Last night, I attended a presentation at
my local LUG of Puppet by Garrett Honeycutt of
Puppetlabs. Garrett had evidently been a PLUG guy when I was, but I didn't really recognize him. I did recognize his friend, so it could be my mind going.
Anyway, Puppet, in a nutshell, is a configuration manager useful for keeping hundreds of machines doing what you want, using the same kinds of tools people use to manage software, including moving from Development to Test to Production. Some people I know who ride the big iron are finding their current means to manage their hundreds of machines to be a little too hodge-podge and daunting were there, and it seems they like the taste of that Kool-Aid. I was interested, and thinking it could be useful, but a bit more than anything I need.

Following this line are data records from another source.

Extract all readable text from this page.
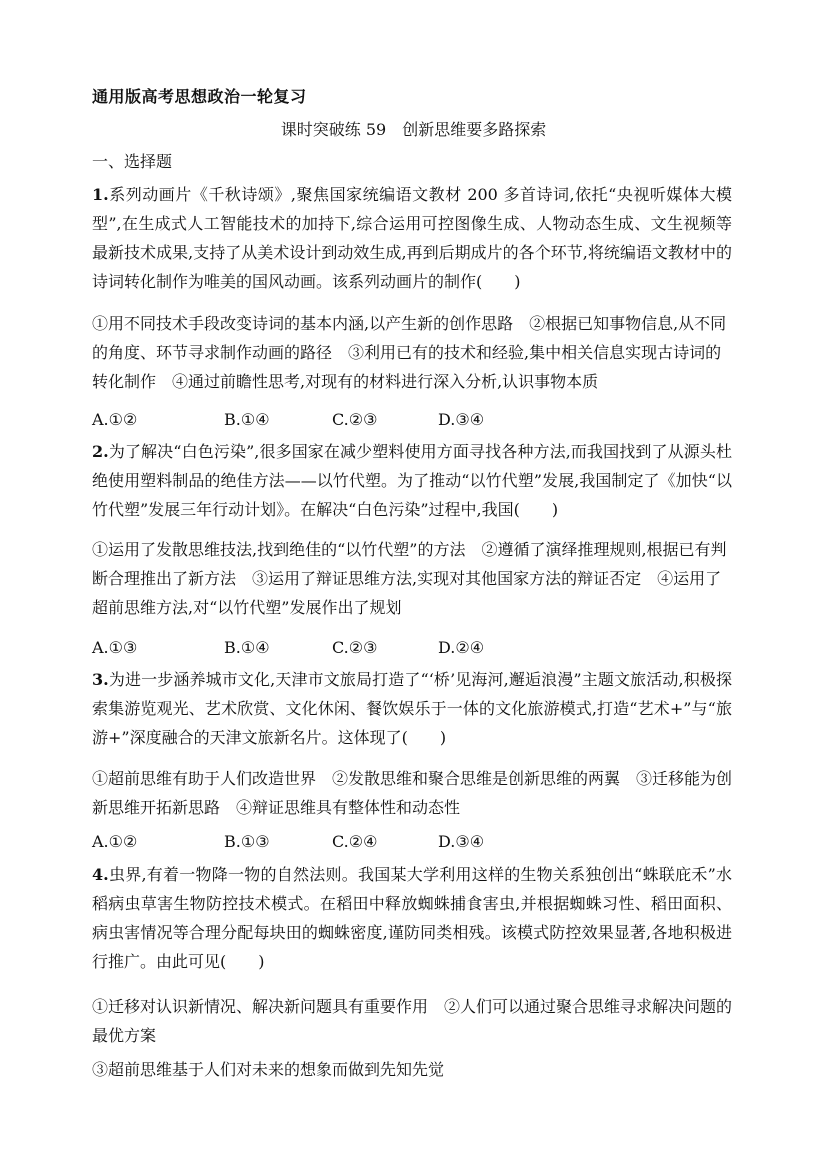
通用版高考思想政治一轮复习
课时突破练 59　创新思维要多路探索
一、选择题

1.系列动画片《千秋诗颂》,聚焦国家统编语文教材 200 多首诗词,依托“央视听媒体大模型”,在生成式人工智能技术的加持下,综合运用可控图像生成、人物动态生成、文生视频等最新技术成果,支持了从美术设计到动效生成,再到后期成片的各个环节,将统编语文教材中的诗词转化制作为唯美的国风动画。该系列动画片的制作(　　)

①用不同技术手段改变诗词的基本内涵,以产生新的创作思路　②根据已知事物信息,从不同的角度、环节寻求制作动画的路径　③利用已有的技术和经验,集中相关信息实现古诗词的转化制作　④通过前瞻性思考,对现有的材料进行深入分析,认识事物本质
A.①②	B.①④	C.②③	D.③④

2.为了解决“白色污染”,很多国家在减少塑料使用方面寻找各种方法,而我国找到了从源头杜绝使用塑料制品的绝佳方法——以竹代塑。为了推动“以竹代塑”发展,我国制定了《加快“以竹代塑”发展三年行动计划》。在解决“白色污染”过程中,我国(　　)

①运用了发散思维技法,找到绝佳的“以竹代塑”的方法　②遵循了演绎推理规则,根据已有判断合理推出了新方法　③运用了辩证思维方法,实现对其他国家方法的辩证否定　④运用了超前思维方法,对“以竹代塑”发展作出了规划
A.①③	B.①④	C.②③	D.②④

3.为进一步涵养城市文化,天津市文旅局打造了“‘桥’见海河,邂逅浪漫”主题文旅活动,积极探索集游览观光、艺术欣赏、文化休闲、餐饮娱乐于一体的文化旅游模式,打造“艺术+”与“旅游+”深度融合的天津文旅新名片。这体现了(　　)

①超前思维有助于人们改造世界　②发散思维和聚合思维是创新思维的两翼　③迁移能为创新思维开拓新思路　④辩证思维具有整体性和动态性
A.①②	B.①③	C.②④	D.③④

4.虫界,有着一物降一物的自然法则。我国某大学利用这样的生物关系独创出“蛛联庇禾”水稻病虫草害生物防控技术模式。在稻田中释放蜘蛛捕食害虫,并根据蜘蛛习性、稻田面积、病虫害情况等合理分配每块田的蜘蛛密度,谨防同类相残。该模式防控效果显著,各地积极进行推广。由此可见(　　)

①迁移对认识新情况、解决新问题具有重要作用　②人们可以通过聚合思维寻求解决问题的最优方案
③超前思维基于人们对未来的想象而做到先知先觉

That's when it hit me. In our current workplace, we're not really doing that. There's one canonical instance of a thing, be it a Perl program, a Perl library, a Javascript module, a web page, a script, whatever. We have test and production databases, and for some of the modules, we're using tests like in
Perl Testing, which I must confess I never really "got". So, while we might be generating decent code, we're not engineering it and maintaining it the way we should.
So, I'm spending much of today trying to wrap my head around that, hoping to establish Dev-Test-Production setup for my code. Thank you, Garrett and Mike and the rest, for kicking me the right direction without even meaning to.